Automatically generating paraphrases is crucial for various natural language processing tasks. Current approaches primarily try to control the surface form of generated paraphrases by resorting to syntactic graph structures. However, paraphrase generation is rooted in semantics, but there are almost no works trying to leverage semantic structures as inductive biases for the task of generating paraphrases. We propose SAPG, a semantically-aware paraphrase generation model, which encodes Abstract Meaning Representation (AMR) graphs into a pretrained language model using a graph neural network-based encoder.

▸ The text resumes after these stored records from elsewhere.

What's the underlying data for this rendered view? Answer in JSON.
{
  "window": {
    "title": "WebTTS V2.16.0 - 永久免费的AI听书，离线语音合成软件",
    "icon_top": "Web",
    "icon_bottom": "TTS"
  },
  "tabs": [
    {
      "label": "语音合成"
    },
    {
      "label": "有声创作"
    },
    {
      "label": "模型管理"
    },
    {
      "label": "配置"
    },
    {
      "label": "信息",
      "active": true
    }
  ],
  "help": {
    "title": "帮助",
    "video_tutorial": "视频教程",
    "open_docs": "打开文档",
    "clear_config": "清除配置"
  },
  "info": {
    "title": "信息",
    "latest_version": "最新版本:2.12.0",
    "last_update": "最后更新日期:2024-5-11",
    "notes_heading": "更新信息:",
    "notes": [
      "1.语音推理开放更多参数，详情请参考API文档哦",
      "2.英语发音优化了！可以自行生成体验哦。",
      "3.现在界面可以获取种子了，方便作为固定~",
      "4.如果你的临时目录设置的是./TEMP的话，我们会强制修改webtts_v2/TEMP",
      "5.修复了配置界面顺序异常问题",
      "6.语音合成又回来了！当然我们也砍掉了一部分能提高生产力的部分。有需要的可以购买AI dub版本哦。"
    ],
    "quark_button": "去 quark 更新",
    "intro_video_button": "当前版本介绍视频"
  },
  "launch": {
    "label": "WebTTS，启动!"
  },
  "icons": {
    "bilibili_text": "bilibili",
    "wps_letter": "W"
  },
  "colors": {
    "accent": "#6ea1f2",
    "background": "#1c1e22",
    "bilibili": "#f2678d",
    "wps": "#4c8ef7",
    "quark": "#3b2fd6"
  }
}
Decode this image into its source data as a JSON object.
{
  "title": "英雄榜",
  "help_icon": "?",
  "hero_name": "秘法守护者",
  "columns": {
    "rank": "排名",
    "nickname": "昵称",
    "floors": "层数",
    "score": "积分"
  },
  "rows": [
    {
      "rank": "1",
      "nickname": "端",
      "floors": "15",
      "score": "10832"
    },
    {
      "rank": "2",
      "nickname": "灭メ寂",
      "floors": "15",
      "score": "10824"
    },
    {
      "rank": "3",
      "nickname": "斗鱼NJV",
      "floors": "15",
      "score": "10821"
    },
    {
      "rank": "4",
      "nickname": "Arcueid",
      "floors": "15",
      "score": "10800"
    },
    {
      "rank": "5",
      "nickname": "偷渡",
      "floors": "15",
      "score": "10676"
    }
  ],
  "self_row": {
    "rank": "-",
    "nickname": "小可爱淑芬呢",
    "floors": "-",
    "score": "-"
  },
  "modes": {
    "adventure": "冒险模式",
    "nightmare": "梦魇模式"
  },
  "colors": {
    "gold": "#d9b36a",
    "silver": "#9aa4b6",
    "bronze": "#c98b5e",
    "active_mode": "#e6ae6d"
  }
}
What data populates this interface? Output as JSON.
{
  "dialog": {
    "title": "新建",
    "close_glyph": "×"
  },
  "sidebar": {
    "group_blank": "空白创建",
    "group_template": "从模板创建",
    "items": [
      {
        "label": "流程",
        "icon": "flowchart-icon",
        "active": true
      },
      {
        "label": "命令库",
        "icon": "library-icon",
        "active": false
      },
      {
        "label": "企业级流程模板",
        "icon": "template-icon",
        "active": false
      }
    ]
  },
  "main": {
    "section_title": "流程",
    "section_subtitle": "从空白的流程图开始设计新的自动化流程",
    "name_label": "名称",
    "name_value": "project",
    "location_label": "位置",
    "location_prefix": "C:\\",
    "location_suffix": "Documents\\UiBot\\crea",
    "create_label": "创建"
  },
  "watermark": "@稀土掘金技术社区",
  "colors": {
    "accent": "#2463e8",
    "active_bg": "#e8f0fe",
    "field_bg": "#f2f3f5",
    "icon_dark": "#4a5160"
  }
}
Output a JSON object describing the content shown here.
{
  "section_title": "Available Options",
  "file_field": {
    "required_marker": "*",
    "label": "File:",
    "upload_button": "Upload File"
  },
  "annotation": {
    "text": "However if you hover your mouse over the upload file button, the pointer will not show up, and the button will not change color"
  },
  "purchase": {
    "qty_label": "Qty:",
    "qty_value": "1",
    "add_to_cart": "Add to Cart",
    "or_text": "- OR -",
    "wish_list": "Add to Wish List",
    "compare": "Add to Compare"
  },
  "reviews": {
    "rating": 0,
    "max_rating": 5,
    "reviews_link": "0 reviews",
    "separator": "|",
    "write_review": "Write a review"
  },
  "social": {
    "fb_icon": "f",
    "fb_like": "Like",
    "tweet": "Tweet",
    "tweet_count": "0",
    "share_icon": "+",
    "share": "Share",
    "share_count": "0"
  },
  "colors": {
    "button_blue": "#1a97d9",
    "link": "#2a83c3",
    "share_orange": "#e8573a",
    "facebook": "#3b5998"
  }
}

We demonstrate that SAPG enables the generation of more diverse paraphrases by transforming the input AMR graphs, allowing for control over the output generations' surface forms rooted in semantics. This approach ensures that the semantic meaning is preserved, offering flexibility in paraphrase generation without sacrificing fluency or coherence. Our extensive evaluation on two widely-used paraphrase generation datasets confirms the effectiveness of this method.
First, to create a fresh conda environment with all the used dependencies run:
conda env create -f environment.yml
SAPG requires AMR data. To extract it you may run:
sh ./scripts/extract_amr.sh
To train/test SAPG or any other model refered to in the paper you can run the corresponding script. For example:
sh ./scripts/train_graph_amr.sh
sh ./scripts/test_graph_amr.sh